Perhaps the Secret Rich List’s largest political donors behind Anthony Pratt, the Honan family owns one of Australia’s most lucrative agribusinesses, Manildra Group. They control three Dark Companies which are exempt from lodging financial accounts with ASIC.
|Top 200 Rich List (2020)||No. of Dark Companies: 3||Political Donations since FY 1998-99|
|Rank: 95||Cajosa Pty Ltd||Labor Party: $2,303,272|
|Wealth: $1.08b||Honan Holdings Pty Ltd||Coalition: $3,364,649|
|Wealth (2019): $905m||Dick Honan Pty Ltd||Independent: $112,020|
|YoY wealth change: 19.4%||Total: $5,779,941|
The Manildra Group was born out of the Honan family’s purchase of a flour mill by Jack Honan in Manildra, a regional town in central-west NSW in 1952. Almost 70 years later, the Honans continue to control the privately-owned agribusiness, with billionaire Dick Honan acting as chairman and his children John, Caroline and Samantha all sitting on the executive board.

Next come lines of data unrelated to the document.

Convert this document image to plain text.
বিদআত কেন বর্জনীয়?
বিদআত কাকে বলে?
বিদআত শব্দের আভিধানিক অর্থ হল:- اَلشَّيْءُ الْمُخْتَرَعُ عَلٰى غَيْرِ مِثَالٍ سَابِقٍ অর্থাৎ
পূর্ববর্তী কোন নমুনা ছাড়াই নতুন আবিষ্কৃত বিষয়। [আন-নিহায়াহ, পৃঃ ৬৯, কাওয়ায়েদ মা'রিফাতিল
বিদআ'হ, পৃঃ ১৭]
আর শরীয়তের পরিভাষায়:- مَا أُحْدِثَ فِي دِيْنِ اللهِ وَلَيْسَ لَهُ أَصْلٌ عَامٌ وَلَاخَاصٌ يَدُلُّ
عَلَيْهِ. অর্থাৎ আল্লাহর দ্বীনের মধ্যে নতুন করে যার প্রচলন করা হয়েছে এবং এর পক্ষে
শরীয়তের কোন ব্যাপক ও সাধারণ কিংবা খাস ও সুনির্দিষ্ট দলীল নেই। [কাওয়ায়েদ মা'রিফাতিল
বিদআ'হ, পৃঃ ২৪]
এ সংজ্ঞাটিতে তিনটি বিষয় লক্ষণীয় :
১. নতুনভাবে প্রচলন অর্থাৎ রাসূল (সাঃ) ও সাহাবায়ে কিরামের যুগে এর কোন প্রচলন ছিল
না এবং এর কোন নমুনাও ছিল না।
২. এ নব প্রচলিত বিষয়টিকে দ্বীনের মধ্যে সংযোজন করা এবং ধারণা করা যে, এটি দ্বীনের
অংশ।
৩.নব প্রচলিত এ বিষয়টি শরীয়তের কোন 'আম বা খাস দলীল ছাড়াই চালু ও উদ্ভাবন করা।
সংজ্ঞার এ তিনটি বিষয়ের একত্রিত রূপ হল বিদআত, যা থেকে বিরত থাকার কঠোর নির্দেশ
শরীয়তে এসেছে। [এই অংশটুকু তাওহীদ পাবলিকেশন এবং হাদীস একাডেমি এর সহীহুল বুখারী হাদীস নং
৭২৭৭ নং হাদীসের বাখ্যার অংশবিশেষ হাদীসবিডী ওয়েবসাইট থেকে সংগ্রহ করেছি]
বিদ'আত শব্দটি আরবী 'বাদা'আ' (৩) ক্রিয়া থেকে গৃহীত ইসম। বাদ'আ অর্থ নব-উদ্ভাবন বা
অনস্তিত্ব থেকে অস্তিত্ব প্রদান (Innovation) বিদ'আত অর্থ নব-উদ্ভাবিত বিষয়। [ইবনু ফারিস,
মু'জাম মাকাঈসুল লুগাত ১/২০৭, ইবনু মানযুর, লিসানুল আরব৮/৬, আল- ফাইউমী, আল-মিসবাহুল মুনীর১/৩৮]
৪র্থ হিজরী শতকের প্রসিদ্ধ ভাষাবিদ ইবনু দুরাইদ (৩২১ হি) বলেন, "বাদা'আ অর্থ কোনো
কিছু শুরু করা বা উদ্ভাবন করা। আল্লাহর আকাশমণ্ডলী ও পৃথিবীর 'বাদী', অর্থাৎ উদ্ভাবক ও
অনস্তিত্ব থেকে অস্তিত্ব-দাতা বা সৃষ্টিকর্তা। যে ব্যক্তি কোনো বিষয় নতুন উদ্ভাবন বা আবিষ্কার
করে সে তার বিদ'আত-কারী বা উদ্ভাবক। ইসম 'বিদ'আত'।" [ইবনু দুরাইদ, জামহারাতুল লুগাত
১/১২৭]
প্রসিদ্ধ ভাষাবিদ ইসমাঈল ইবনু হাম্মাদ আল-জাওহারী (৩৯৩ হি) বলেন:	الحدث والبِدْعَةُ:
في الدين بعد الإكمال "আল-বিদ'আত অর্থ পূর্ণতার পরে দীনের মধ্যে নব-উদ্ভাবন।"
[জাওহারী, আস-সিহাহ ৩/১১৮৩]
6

Manufacturing of Manildra’s various products ranges from flour, wheat, gluten, sugar, beef and ethanol and is conducted throughout their eight facilities across Australia. They export their food and industrial products to every continent on the planet.
The facilities include the original flour mill purchased in 1952 and Shoalhaven Starches (pictured above) located in Nowra on the NSW South Coast. It is the largest wheat starch and gluten plant in the world and also operates an ethanol distillery.
The Group also runs operations in the US established in 1974. There they manage a bakery, frozen goods and industrial plant in Iowa and a product development research centre in Kansas.
Cajosa Pty Ltd, a Dark Company, is the ultimate parent of the agribusiness empire (formally called Manildra Milling). This means that all operations and acquisitions conducted by Manildra nationwide, as well as all of its related entities, are controlled by a Dark Company. In addition, all of the Group’s subsidiaries are considered small proprietary companies as their financial accounts are not available on ASIC (see explainer below). Thus, there are no financial accounts within this multinational that are accessible to the public.
Manildra’s focus is said to be on regional development, employing over 1,000 people in rural Australia. They also run the Manildra Foundation which supports many of these communities. Yet the Group has been accused of hurting business for regional wheat farmers when they commenced large-scale imports of Canadian wheat in 2019.
John Honan used the poor harvests from grain growers throughout 2017 and 2018 in the drought-stricken regional areas of Australia’s eastern states to justify the foreign trade.
Not only do the imports pose a biosecurity risk, but they also have the potential to “put a ceiling on local prices in times of drought when growers relied on higher premiums to make up for production shortfalls.”
The Honan’s Canadian imports which included a 57,000-tonne shipment were approved in May 2019 by the federal government’s Department of Agriculture and Water Resources (DAWR). This sanction “marked the first time in more than a decade bulk wheat imports have been allowed in Australia.”
The DAWR insisted the import was conducted under strict biosecurity protocol yet it does not mask the fact that the beneficiaries of the agreement have donated over $5 million to the major political parties since 1998. Worth noting is that 89% of Manildra’s ‘independent’ donations have gone to Katter’s Australia Party (KAP).
Donations of this magnitude have drawn correlations such as the Group’s benefiting from a $200 million regional jobs program issued by the Coalition after the 2016 federal election. The Australian National Audit Office found “substantial administrative shortcomings” in the package such as “Ministers [declining] to fund 28% of grant applications recommended to them by officials and approved 17% of applications that had not been recommended”. One such recipient was Manildra Group’s Shoalhaven Starches Pty Ltd which won a $2.95 million grant to help fund its $13 million export distribution hub project in 2018.
A more famous example is the Howard government’s $30.8 million taxpayer subsidy paid to Dick Honan in 2002 for producing ethanol to be blended into petrol. On top of this, there was an additional “$10 million of ‘short-term assistance’ to the ‘ethanol industry’, that is, Dick Honan, maker of 96 per cent of all local ethanol.” The government declared the payments were subject to the amount of ethanol the Group paid in excise. It thus “overcomes any cash flow problems for Honan in meeting the excise before Manildra pockets the subsidy.” Manildra Group wrote 16 cheques to the Coalition in the 14 months leading up to the cabinet’s decision on the ethanol-petrol scheme.
ATO tax transparency data shows Honan Holdings Pty Ltd, a Dark Company, declared an income of $7.2 billion between financial years 2013/14 to 2018/19. Over this time, their tax payable was $60.7 million, representing 38% of their taxable income. However, taxable income for the six years was $158.3 million, just 2.1% of their total revenue. In the financial year 2016/17, taxable income and tax payable was $0.